Testimony unlikely to quell debate

? When the Washington investigative machinery gets rolling, it takes a major event to stop it. National security adviser Condoleezza Rice’s defense of the Bush anti-terror effort at Thursday’s hearing before the Sept. 11 commission was not enough.

But while the hotly anticipated hearing — a sometimes testy affair played out before live television cameras — failed to end the scouring of the Bush administration, it helped to narrow the focus to this: What did President Bush and his senior advisers know in the summer of 2001 about a flurry of terrorist threats picked up by intelligence services, and what did they do about it?

That piece of the puzzle remained in dispute in part because of questions about a key classified document that detailed terror threats to Bush about a month before the 9-11 attacks. Commissioners called on the White House to make the document public, which seems certain to keep the investigation in the headlines.

In his blockbuster testimony two weeks ago, former counterterrorism chief Richard Clarke leveled two basic charges. The first has receded: that the Bush administration ignored his plans for disrupting the al-Qaida terror network in early 2001, plans that included possible military action against the Taliban in Afghanistan. Rice and the commissioners spent little time on that indictment because Clarke himself undercut it when he said it would not have prevented 9-11.

Instead, they sparred over Clarke’s second charge — that top officials, including Bush and Rice, were listless in the face of the summertime “threat spike.” Rice insisted that she and the president did all they reasonably could to address “frustratingly vague” threats despite being hobbled by longstanding legal and bureaucratic barriers.

Among Democrats, many felt that Rice’s testimony had pushed the trail of blame directly to President Bush.

“Just one month before terrorists claimed the lives of 3,000 Americans at the World Trade Center and the Pentagon, President Bush was on a thirty-day vacation in Crawford, Texas,” said Rep. Elijah Cummings, D-Md., chairman of the Congressional Black Caucus. “He was informed by his national security team that al-Qaida operatives in the United States had the ability to hijack passenger airplanes.”

Cummings was referring to one of the hot spots of Rice’s testimony: She tangled with commission Democrats over the nature of a highly classified briefing Bush received on Aug. 6, 2001. Ben Veniste characterized the briefing as a dire warning of al-Qaida leader Osama bin Laden’s desire to strike America.

The Aug. 6, 2001, briefing tantalizes many Democrats because it cuts directly to Bush’s own understanding of the al-Qaida threat prior to the attacks.

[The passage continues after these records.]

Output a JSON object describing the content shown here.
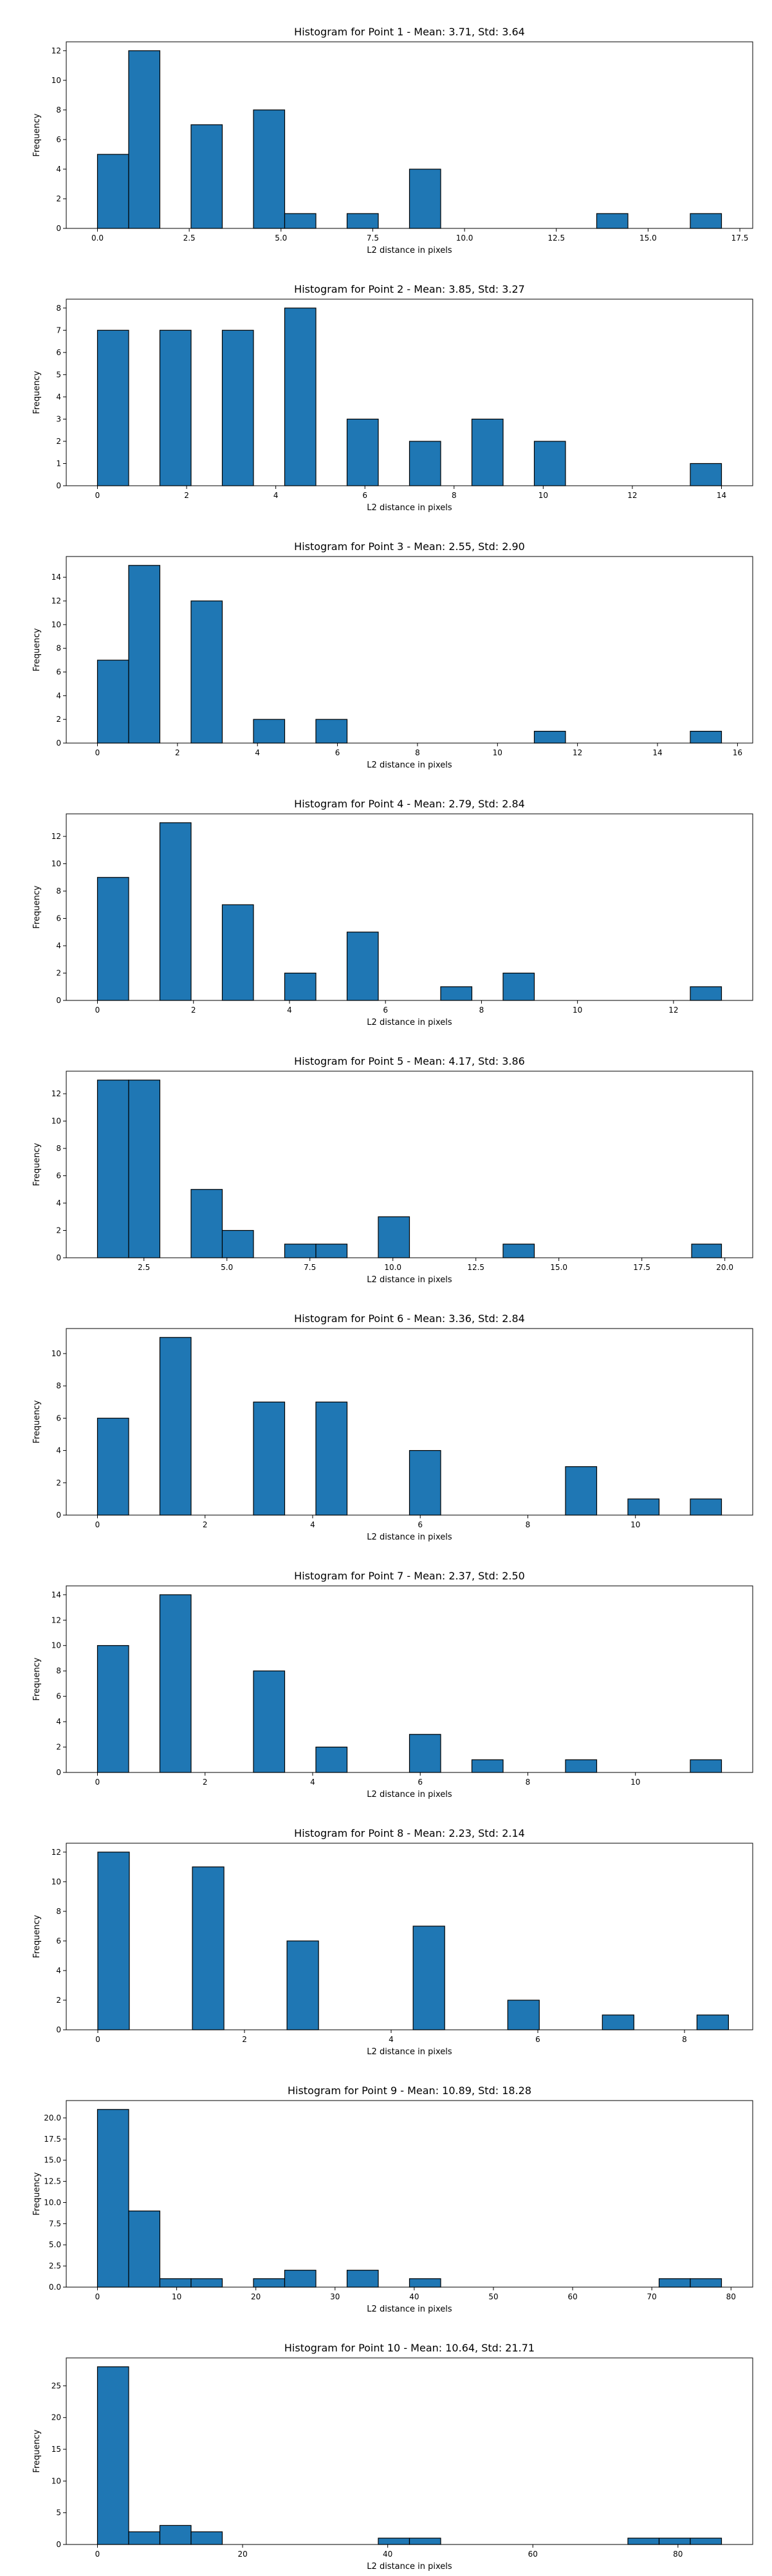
{
  "colors": {
    "bar_fill": "#1f77b4",
    "bar_edge": "#000000",
    "axes": "#000000"
  },
  "chart_data": [
    {
      "type": "bar",
      "title": "Histogram for Point 1 - Mean: 3.71, Std: 3.64",
      "xlabel": "L2 distance in pixels",
      "ylabel": "Frequency",
      "xlim": [
        -0.85,
        17.85
      ],
      "ylim": [
        0,
        12.6
      ],
      "xticks": [
        0.0,
        2.5,
        5.0,
        7.5,
        10.0,
        12.5,
        15.0,
        17.5
      ],
      "xtick_labels": [
        "0.0",
        "2.5",
        "5.0",
        "7.5",
        "10.0",
        "12.5",
        "15.0",
        "17.5"
      ],
      "yticks": [
        0,
        2,
        4,
        6,
        8,
        10,
        12
      ],
      "ytick_labels": [
        "0",
        "2",
        "4",
        "6",
        "8",
        "10",
        "12"
      ],
      "bins": [
        {
          "x0": 0.0,
          "x1": 0.85,
          "count": 5
        },
        {
          "x0": 0.85,
          "x1": 1.7,
          "count": 12
        },
        {
          "x0": 2.55,
          "x1": 3.4,
          "count": 7
        },
        {
          "x0": 4.25,
          "x1": 5.1,
          "count": 8
        },
        {
          "x0": 5.1,
          "x1": 5.95,
          "count": 1
        },
        {
          "x0": 6.8,
          "x1": 7.65,
          "count": 1
        },
        {
          "x0": 8.5,
          "x1": 9.35,
          "count": 4
        },
        {
          "x0": 13.6,
          "x1": 14.45,
          "count": 1
        },
        {
          "x0": 16.15,
          "x1": 17.0,
          "count": 1
        }
      ]
    },
    {
      "type": "bar",
      "title": "Histogram for Point 2 - Mean: 3.85, Std: 3.27",
      "xlabel": "L2 distance in pixels",
      "ylabel": "Frequency",
      "xlim": [
        -0.7,
        14.7
      ],
      "ylim": [
        0,
        8.4
      ],
      "xticks": [
        0,
        2,
        4,
        6,
        8,
        10,
        12,
        14
      ],
      "xtick_labels": [
        "0",
        "2",
        "4",
        "6",
        "8",
        "10",
        "12",
        "14"
      ],
      "yticks": [
        0,
        1,
        2,
        3,
        4,
        5,
        6,
        7,
        8
      ],
      "ytick_labels": [
        "0",
        "1",
        "2",
        "3",
        "4",
        "5",
        "6",
        "7",
        "8"
      ],
      "bins": [
        {
          "x0": 0.0,
          "x1": 0.7,
          "count": 7
        },
        {
          "x0": 1.4,
          "x1": 2.1,
          "count": 7
        },
        {
          "x0": 2.8,
          "x1": 3.5,
          "count": 7
        },
        {
          "x0": 4.2,
          "x1": 4.9,
          "count": 8
        },
        {
          "x0": 5.6,
          "x1": 6.3,
          "count": 3
        },
        {
          "x0": 7.0,
          "x1": 7.7,
          "count": 2
        },
        {
          "x0": 8.4,
          "x1": 9.1,
          "count": 3
        },
        {
          "x0": 9.8,
          "x1": 10.5,
          "count": 2
        },
        {
          "x0": 13.3,
          "x1": 14.0,
          "count": 1
        }
      ]
    },
    {
      "type": "bar",
      "title": "Histogram for Point 3 - Mean: 2.55, Std: 2.90",
      "xlabel": "L2 distance in pixels",
      "ylabel": "Frequency",
      "xlim": [
        -0.78,
        16.38
      ],
      "ylim": [
        0,
        15.75
      ],
      "xticks": [
        0,
        2,
        4,
        6,
        8,
        10,
        12,
        14,
        16
      ],
      "xtick_labels": [
        "0",
        "2",
        "4",
        "6",
        "8",
        "10",
        "12",
        "14",
        "16"
      ],
      "yticks": [
        0,
        2,
        4,
        6,
        8,
        10,
        12,
        14
      ],
      "ytick_labels": [
        "0",
        "2",
        "4",
        "6",
        "8",
        "10",
        "12",
        "14"
      ],
      "bins": [
        {
          "x0": 0.0,
          "x1": 0.78,
          "count": 7
        },
        {
          "x0": 0.78,
          "x1": 1.56,
          "count": 15
        },
        {
          "x0": 2.34,
          "x1": 3.12,
          "count": 12
        },
        {
          "x0": 3.9,
          "x1": 4.68,
          "count": 2
        },
        {
          "x0": 5.46,
          "x1": 6.24,
          "count": 2
        },
        {
          "x0": 10.92,
          "x1": 11.7,
          "count": 1
        },
        {
          "x0": 14.82,
          "x1": 15.6,
          "count": 1
        }
      ]
    },
    {
      "type": "bar",
      "title": "Histogram for Point 4 - Mean: 2.79, Std: 2.84",
      "xlabel": "L2 distance in pixels",
      "ylabel": "Frequency",
      "xlim": [
        -0.65,
        13.65
      ],
      "ylim": [
        0,
        13.65
      ],
      "xticks": [
        0,
        2,
        4,
        6,
        8,
        10,
        12
      ],
      "xtick_labels": [
        "0",
        "2",
        "4",
        "6",
        "8",
        "10",
        "12"
      ],
      "yticks": [
        0,
        2,
        4,
        6,
        8,
        10,
        12
      ],
      "ytick_labels": [
        "0",
        "2",
        "4",
        "6",
        "8",
        "10",
        "12"
      ],
      "bins": [
        {
          "x0": 0.0,
          "x1": 0.65,
          "count": 9
        },
        {
          "x0": 1.3,
          "x1": 1.95,
          "count": 13
        },
        {
          "x0": 2.6,
          "x1": 3.25,
          "count": 7
        },
        {
          "x0": 3.9,
          "x1": 4.55,
          "count": 2
        },
        {
          "x0": 5.2,
          "x1": 5.85,
          "count": 5
        },
        {
          "x0": 7.15,
          "x1": 7.8,
          "count": 1
        },
        {
          "x0": 8.45,
          "x1": 9.1,
          "count": 2
        },
        {
          "x0": 12.35,
          "x1": 13.0,
          "count": 1
        }
      ]
    },
    {
      "type": "bar",
      "title": "Histogram for Point 5 - Mean: 4.17, Std: 3.86",
      "xlabel": "L2 distance in pixels",
      "ylabel": "Frequency",
      "xlim": [
        0.16,
        20.84
      ],
      "ylim": [
        0,
        13.65
      ],
      "xticks": [
        2.5,
        5.0,
        7.5,
        10.0,
        12.5,
        15.0,
        17.5,
        20.0
      ],
      "xtick_labels": [
        "2.5",
        "5.0",
        "7.5",
        "10.0",
        "12.5",
        "15.0",
        "17.5",
        "20.0"
      ],
      "yticks": [
        0,
        2,
        4,
        6,
        8,
        10,
        12
      ],
      "ytick_labels": [
        "0",
        "2",
        "4",
        "6",
        "8",
        "10",
        "12"
      ],
      "bins": [
        {
          "x0": 1.1,
          "x1": 2.04,
          "count": 13
        },
        {
          "x0": 2.04,
          "x1": 2.98,
          "count": 13
        },
        {
          "x0": 3.92,
          "x1": 4.86,
          "count": 5
        },
        {
          "x0": 4.86,
          "x1": 5.8,
          "count": 2
        },
        {
          "x0": 6.74,
          "x1": 7.68,
          "count": 1
        },
        {
          "x0": 7.68,
          "x1": 8.62,
          "count": 1
        },
        {
          "x0": 9.56,
          "x1": 10.5,
          "count": 3
        },
        {
          "x0": 13.32,
          "x1": 14.26,
          "count": 1
        },
        {
          "x0": 19.0,
          "x1": 19.9,
          "count": 1
        }
      ]
    },
    {
      "type": "bar",
      "title": "Histogram for Point 6 - Mean: 3.36, Std: 2.84",
      "xlabel": "L2 distance in pixels",
      "ylabel": "Frequency",
      "xlim": [
        -0.58,
        12.18
      ],
      "ylim": [
        0,
        11.55
      ],
      "xticks": [
        0,
        2,
        4,
        6,
        8,
        10
      ],
      "xtick_labels": [
        "0",
        "2",
        "4",
        "6",
        "8",
        "10"
      ],
      "yticks": [
        0,
        2,
        4,
        6,
        8,
        10
      ],
      "ytick_labels": [
        "0",
        "2",
        "4",
        "6",
        "8",
        "10"
      ],
      "bins": [
        {
          "x0": 0.0,
          "x1": 0.58,
          "count": 6
        },
        {
          "x0": 1.16,
          "x1": 1.74,
          "count": 11
        },
        {
          "x0": 2.9,
          "x1": 3.48,
          "count": 7
        },
        {
          "x0": 4.06,
          "x1": 4.64,
          "count": 7
        },
        {
          "x0": 5.8,
          "x1": 6.38,
          "count": 4
        },
        {
          "x0": 8.7,
          "x1": 9.28,
          "count": 3
        },
        {
          "x0": 9.86,
          "x1": 10.44,
          "count": 1
        },
        {
          "x0": 11.02,
          "x1": 11.6,
          "count": 1
        }
      ]
    },
    {
      "type": "bar",
      "title": "Histogram for Point 7 - Mean: 2.37, Std: 2.50",
      "xlabel": "L2 distance in pixels",
      "ylabel": "Frequency",
      "xlim": [
        -0.58,
        12.18
      ],
      "ylim": [
        0,
        14.7
      ],
      "xticks": [
        0,
        2,
        4,
        6,
        8,
        10
      ],
      "xtick_labels": [
        "0",
        "2",
        "4",
        "6",
        "8",
        "10"
      ],
      "yticks": [
        0,
        2,
        4,
        6,
        8,
        10,
        12,
        14
      ],
      "ytick_labels": [
        "0",
        "2",
        "4",
        "6",
        "8",
        "10",
        "12",
        "14"
      ],
      "bins": [
        {
          "x0": 0.0,
          "x1": 0.58,
          "count": 10
        },
        {
          "x0": 1.16,
          "x1": 1.74,
          "count": 14
        },
        {
          "x0": 2.9,
          "x1": 3.48,
          "count": 8
        },
        {
          "x0": 4.06,
          "x1": 4.64,
          "count": 2
        },
        {
          "x0": 5.8,
          "x1": 6.38,
          "count": 3
        },
        {
          "x0": 6.96,
          "x1": 7.54,
          "count": 1
        },
        {
          "x0": 8.7,
          "x1": 9.28,
          "count": 1
        },
        {
          "x0": 11.02,
          "x1": 11.6,
          "count": 1
        }
      ]
    },
    {
      "type": "bar",
      "title": "Histogram for Point 8 - Mean: 2.23, Std: 2.14",
      "xlabel": "L2 distance in pixels",
      "ylabel": "Frequency",
      "xlim": [
        -0.43,
        8.93
      ],
      "ylim": [
        0,
        12.6
      ],
      "xticks": [
        0,
        2,
        4,
        6,
        8
      ],
      "xtick_labels": [
        "0",
        "2",
        "4",
        "6",
        "8"
      ],
      "yticks": [
        0,
        2,
        4,
        6,
        8,
        10,
        12
      ],
      "ytick_labels": [
        "0",
        "2",
        "4",
        "6",
        "8",
        "10",
        "12"
      ],
      "bins": [
        {
          "x0": 0.0,
          "x1": 0.43,
          "count": 12
        },
        {
          "x0": 1.29,
          "x1": 1.72,
          "count": 11
        },
        {
          "x0": 2.58,
          "x1": 3.01,
          "count": 6
        },
        {
          "x0": 4.3,
          "x1": 4.73,
          "count": 7
        },
        {
          "x0": 5.59,
          "x1": 6.02,
          "count": 2
        },
        {
          "x0": 6.88,
          "x1": 7.31,
          "count": 1
        },
        {
          "x0": 8.17,
          "x1": 8.6,
          "count": 1
        }
      ]
    },
    {
      "type": "bar",
      "title": "Histogram for Point 9 - Mean: 10.89, Std: 18.28",
      "xlabel": "L2 distance in pixels",
      "ylabel": "Frequency",
      "xlim": [
        -3.94,
        82.74
      ],
      "ylim": [
        0,
        22.05
      ],
      "xticks": [
        0,
        10,
        20,
        30,
        40,
        50,
        60,
        70,
        80
      ],
      "xtick_labels": [
        "0",
        "10",
        "20",
        "30",
        "40",
        "50",
        "60",
        "70",
        "80"
      ],
      "yticks": [
        0,
        2.5,
        5.0,
        7.5,
        10.0,
        12.5,
        15.0,
        17.5,
        20.0
      ],
      "ytick_labels": [
        "0.0",
        "2.5",
        "5.0",
        "7.5",
        "10.0",
        "12.5",
        "15.0",
        "17.5",
        "20.0"
      ],
      "bins": [
        {
          "x0": 0.0,
          "x1": 3.94,
          "count": 21
        },
        {
          "x0": 3.94,
          "x1": 7.88,
          "count": 9
        },
        {
          "x0": 7.88,
          "x1": 11.82,
          "count": 1
        },
        {
          "x0": 11.82,
          "x1": 15.76,
          "count": 1
        },
        {
          "x0": 19.7,
          "x1": 23.64,
          "count": 1
        },
        {
          "x0": 23.64,
          "x1": 27.58,
          "count": 2
        },
        {
          "x0": 31.52,
          "x1": 35.46,
          "count": 2
        },
        {
          "x0": 39.4,
          "x1": 43.34,
          "count": 1
        },
        {
          "x0": 70.92,
          "x1": 74.86,
          "count": 1
        },
        {
          "x0": 74.86,
          "x1": 78.8,
          "count": 1
        }
      ]
    },
    {
      "type": "bar",
      "title": "Histogram for Point 10 - Mean: 10.64, Std: 21.71",
      "xlabel": "L2 distance in pixels",
      "ylabel": "Frequency",
      "xlim": [
        -4.3,
        90.3
      ],
      "ylim": [
        0,
        29.4
      ],
      "xticks": [
        0,
        20,
        40,
        60,
        80
      ],
      "xtick_labels": [
        "0",
        "20",
        "40",
        "60",
        "80"
      ],
      "yticks": [
        0,
        5,
        10,
        15,
        20,
        25
      ],
      "ytick_labels": [
        "0",
        "5",
        "10",
        "15",
        "20",
        "25"
      ],
      "bins": [
        {
          "x0": 0.0,
          "x1": 4.3,
          "count": 28
        },
        {
          "x0": 4.3,
          "x1": 8.6,
          "count": 2
        },
        {
          "x0": 8.6,
          "x1": 12.9,
          "count": 3
        },
        {
          "x0": 12.9,
          "x1": 17.2,
          "count": 2
        },
        {
          "x0": 38.7,
          "x1": 43.0,
          "count": 1
        },
        {
          "x0": 43.0,
          "x1": 47.3,
          "count": 1
        },
        {
          "x0": 73.1,
          "x1": 77.4,
          "count": 1
        },
        {
          "x0": 77.4,
          "x1": 81.7,
          "count": 1
        },
        {
          "x0": 81.7,
          "x1": 86.0,
          "count": 1
        }
      ]
    }
  ]
}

Judging from news accounts at the time, terrorism was hardly a cloud on the national radar. Reporters covering Bush worried over the heat, the length of the president’s vacation, the controversy over stem cell research, and the differences between Crawford and Kennebunkport.

Bush took questions the following day. “I’m working a lot of issues — national security matters,” he told them. But the one he discussed in detail was not terrorism. Iraqi gunners in the no-fly zone had once again tried to shoot down U.S. jets.